Düsseldorfs neue Popstars

Die Band Stabil Elite veröffentlicht heute ihr Debütalbum. "Douze Pouze" ist ein Meilenstein in der musikalischen Biografie der Stadt. Zu hören ist Sternenstaub-Pop mit historischem Bewusstsein. So populär klang elektronische Musik aus Düsseldorf seit Jahrzehnten nicht mehr.

Wer ausgeht in dieser Stadt, wer zuhört, wenn Bands aus Düsseldorf in den Clubs ihrer Heimat Musik machen, wird es merken: Hier passiert etwas. Es ist wieder aufregend, unterwegs zu sein. Das Trio Stabil Elite trägt entscheidend dazu bei: wenige, aber aufsehenerregende Veröffentlichungen; vielversprechende Konzerte. Musikmagazine brachten Fotostrecken mit der Band, steckten die Musiker in Designerkleidung, das sah gut aus. Seit Monaten reden die Leute über die jungen Männer von Mitte zwanzig: Ob man schon Songs aus deren Debütalbum gehört habe, das soll ja groß geworden sein.

Heute endlich erscheint "Douze Pouze", und das ist tatsächlich eine großartige Platte, ein Meilenstein in der musikalischen Biografie dieser Stadt. Seit den Kraftwerk-Veröffentlichungen der frühen 80er Jahre hatte elektronische Musik aus Düsseldorf nicht mehr so viel populäres Potenzial. Die Stücke sind mit unheimlicher Präzision gebaut, Sternenstaub-Pop ohne Berührungsangst mit dem Mainstream. Sie pluckern und säuseln, aber sie sind so pointiert, dass sie nie ins Egale wegtröpfeln. Die auf Deutsch gesungenen Texte klingen originell, und eigentlich möchte man der Gruppe nach mehrmaligem Hören der zwölf Stücke nur eines raten: Ein bisschen weniger Stilbewusstsein und etwas mehr Wahnsinn täten dem einen oder anderen Track durchaus gut.

Stabil Elite zitiert die gesamte Düsseldorfer Musikgeschichte, die Band tut das respektvoll, aber nicht devot. Man hört den Einfluss von Kraftwerk und Neu!, man fühlt sich an Rheingold und die "Dreiklangsdimensionen" erinnert und überhaupt an alles, was 1981 gut klang und Avantgarde war.

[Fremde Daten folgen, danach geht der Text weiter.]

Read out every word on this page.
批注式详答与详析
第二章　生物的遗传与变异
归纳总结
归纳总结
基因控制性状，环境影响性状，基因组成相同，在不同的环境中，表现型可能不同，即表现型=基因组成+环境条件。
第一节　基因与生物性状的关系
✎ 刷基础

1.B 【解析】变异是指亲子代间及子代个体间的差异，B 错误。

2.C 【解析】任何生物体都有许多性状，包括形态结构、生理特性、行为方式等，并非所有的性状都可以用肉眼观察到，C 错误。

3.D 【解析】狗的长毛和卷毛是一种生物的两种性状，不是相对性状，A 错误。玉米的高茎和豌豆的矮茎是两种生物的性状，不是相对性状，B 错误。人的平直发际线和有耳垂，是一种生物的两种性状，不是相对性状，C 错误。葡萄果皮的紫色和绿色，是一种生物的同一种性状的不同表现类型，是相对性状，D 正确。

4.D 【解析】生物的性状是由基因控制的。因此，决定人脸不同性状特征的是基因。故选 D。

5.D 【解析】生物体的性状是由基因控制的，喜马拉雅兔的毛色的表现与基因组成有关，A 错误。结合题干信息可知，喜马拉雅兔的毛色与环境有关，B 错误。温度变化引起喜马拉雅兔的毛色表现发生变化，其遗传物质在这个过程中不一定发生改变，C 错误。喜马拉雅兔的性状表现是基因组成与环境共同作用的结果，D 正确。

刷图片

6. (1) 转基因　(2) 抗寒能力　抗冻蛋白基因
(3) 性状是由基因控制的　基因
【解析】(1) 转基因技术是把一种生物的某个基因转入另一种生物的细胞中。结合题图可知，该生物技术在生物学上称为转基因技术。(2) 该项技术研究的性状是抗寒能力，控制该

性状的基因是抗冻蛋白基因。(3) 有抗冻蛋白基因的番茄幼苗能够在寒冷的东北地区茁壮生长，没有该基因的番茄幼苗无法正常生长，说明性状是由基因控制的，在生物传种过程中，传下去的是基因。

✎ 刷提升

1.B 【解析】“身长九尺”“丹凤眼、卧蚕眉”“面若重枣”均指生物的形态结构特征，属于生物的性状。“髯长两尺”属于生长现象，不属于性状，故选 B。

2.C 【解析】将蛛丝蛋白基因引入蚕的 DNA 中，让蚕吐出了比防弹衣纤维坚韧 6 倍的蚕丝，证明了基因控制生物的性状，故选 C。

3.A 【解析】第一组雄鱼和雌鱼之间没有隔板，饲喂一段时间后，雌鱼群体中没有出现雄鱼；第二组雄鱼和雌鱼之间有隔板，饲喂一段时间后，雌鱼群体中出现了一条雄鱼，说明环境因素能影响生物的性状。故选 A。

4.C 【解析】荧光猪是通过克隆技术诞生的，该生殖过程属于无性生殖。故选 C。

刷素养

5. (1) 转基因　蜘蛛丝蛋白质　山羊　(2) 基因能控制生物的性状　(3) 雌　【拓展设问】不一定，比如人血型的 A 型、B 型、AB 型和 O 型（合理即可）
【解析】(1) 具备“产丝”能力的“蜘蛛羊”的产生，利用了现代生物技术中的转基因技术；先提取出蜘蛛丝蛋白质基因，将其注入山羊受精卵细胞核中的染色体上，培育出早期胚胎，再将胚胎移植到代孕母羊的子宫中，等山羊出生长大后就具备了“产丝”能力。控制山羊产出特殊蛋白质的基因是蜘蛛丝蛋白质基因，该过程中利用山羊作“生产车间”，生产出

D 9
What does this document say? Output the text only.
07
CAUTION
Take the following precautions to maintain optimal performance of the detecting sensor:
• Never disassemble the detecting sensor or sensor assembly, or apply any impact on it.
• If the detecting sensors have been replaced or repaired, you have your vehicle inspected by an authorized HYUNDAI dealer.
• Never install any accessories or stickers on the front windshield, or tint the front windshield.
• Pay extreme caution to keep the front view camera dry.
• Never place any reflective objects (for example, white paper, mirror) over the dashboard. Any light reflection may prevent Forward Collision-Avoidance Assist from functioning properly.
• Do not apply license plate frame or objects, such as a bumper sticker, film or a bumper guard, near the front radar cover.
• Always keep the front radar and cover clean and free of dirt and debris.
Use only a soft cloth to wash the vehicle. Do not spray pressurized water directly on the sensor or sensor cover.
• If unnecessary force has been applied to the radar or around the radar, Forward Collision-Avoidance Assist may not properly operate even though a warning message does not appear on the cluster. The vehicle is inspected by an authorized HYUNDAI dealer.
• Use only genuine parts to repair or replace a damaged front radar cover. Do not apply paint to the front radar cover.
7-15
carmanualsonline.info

Seit einigen Jahren entsteht in Düsseldorf wieder bemerkenswerte Musik, freie Geister und kluge Köpfe wie Stefan Schwander (Antonelli, Harmonious Thelonious), Stefan Schneider (To Rococo Rot, Mapstation), Detlef Weinrich (Kreidler, Tolouse Low Trax) und Thomas Klein (Kreidler, Solyst) arbeiten hier. Sie alle pflegen den Austausch mit Lucas Croon, Nikolai Szymanski und Martin Sonnensberger von Stabil Elite; der "Salon des Amateurs" unter der Kunsthalle ist dabei so etwas wie das Schulzentrum, und durch diese Kontakte verfeinern die jüngeren Musiker ihr Gespür für Sounds.

"Douze Pouze" gibt einem das Gefühl, in einer pophistorisch bedeutenden Stadt zu leben. Stabil Elite flanieren durch die Archive und wählen mit gesunder Arroganz das Beste aus. Was sie schließlich mitnehmen, wird mit großer Ernsthaftigkeit bearbeitet und umgestaltet. Sie sind keine Nostalgiker, sie wissen bloß, was gut ist. Und gut sind Drums, Bass und Synthesizer.

Wer die Qualität von "Douze Pouze" ermessen will, muss auf Details achten. Auf den Beat, mit dem sie das zunächst simpel strukturierte Eröffnungsstück "Drei gerade Zahlen" in der Mitte brechen und in ein Monster verwandeln. Oder auf die japanischen und indischen Klangmuster, mit denen sie den Hörer in die Irre führen, um ihn dort mit Klangschleifen zu fesseln und in den elektronischen Eisregen zu stoßen. Oder auf die unprätentiöse Art, zu zitieren – in "Milchstraße" etwa, wo von Kraftwerks "Metall auf Metall" und "Zurück zum Beton" von S.Y.P.H. alles in die Disco geholt wird, was Jugendkultur in Düsseldorf war.

Vielleicht ist das größte Verdienst dieses wunderbaren Debüts diese Erkenntnis: Früher war nicht alles besser, heute ist es genauso gut.